The pool serves some 300 million people in 12 countries. It’s a region about the size of the United States, and one in which three different languages are spoken. Most of its member countries are still developing, and in some electricity is provided to less than 25 percent of the population. The pool has had a long connection to New York, Chikova said. In 1999, Bill Balet, former executive director of NYISO’s predecessor, the New York Power Pool, retired and moved to Zimbabwe. There, he spent several years working as coordinator at the Southern African pool, helping to connect its member countries.
Two decades later, that connection was re-established at the NYISO. Chikova, speaking to the group, began describing their experience with “load-shedding,” a practice that occurs when power demand exceeds the limits of available production. In Southern Africa, he said, “some countries are in a perpetual deficit."

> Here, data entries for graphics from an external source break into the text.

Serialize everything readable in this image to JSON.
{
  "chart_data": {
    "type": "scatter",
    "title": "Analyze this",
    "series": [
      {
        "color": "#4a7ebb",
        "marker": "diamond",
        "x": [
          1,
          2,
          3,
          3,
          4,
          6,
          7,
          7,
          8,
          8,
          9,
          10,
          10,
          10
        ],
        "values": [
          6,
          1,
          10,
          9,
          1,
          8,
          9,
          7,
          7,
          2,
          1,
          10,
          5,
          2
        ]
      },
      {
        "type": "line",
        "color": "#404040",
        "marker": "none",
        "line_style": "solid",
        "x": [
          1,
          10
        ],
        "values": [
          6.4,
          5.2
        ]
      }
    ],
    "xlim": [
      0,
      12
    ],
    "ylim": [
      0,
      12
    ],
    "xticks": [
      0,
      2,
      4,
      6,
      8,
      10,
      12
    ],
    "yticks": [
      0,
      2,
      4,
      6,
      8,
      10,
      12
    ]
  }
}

Yeomans had questions. Were deficits limited more by supply or by transmission? The latter, Chikova said. Yeomans than asked how the Power Pool’s markets were pricing electricity when peak load was approaching, and suggested that price signals in the electricity wholesale market could be used to encourage new development of power generation in affected areas to ease constraints.
Then the conversation moved to the time it takes to make large-scale improvements to the electric grid.
"Even if you’re feeling the pain right now, the mitigation measures may take years,” said Yachi Lin, senior manager in transmission planning at NYISO. “Different from the issues you are facing, one of our problems is aging fleet – we have some generators that are going to retire. What we’re trying to do is, knowing it takes years to resolve, give the right price signals for investors to make up their minds and say, ‘This is where I want to put my money.'”
At the end of the presentation, Chikova said New York’s grid model was one they hope to emulate.
PHOTO: NYISO Vice President of Operations, Wes Yeomans, speaks to members of the Southern African Power Pool on how they might improve grid operations.
“The reliability levels of the United States are quite high,” he said. “We can gain quite a lot of experience that I can take home. We can improve our own operation standards, based on the experience of New York.”
The three-hour meeting culminated in a visit to the NYISO’s gallery. There, operators work 24 hours a day to manage the electric grid. The visitors stared at the darkened room, where work stations had up to 11 computer monitors depicting aspects of the grid, and a digital wall depicted the status of power transmission across the state.
“We are used to seeing control rooms,” said one visitor after the tour. “But this one took our breath away.”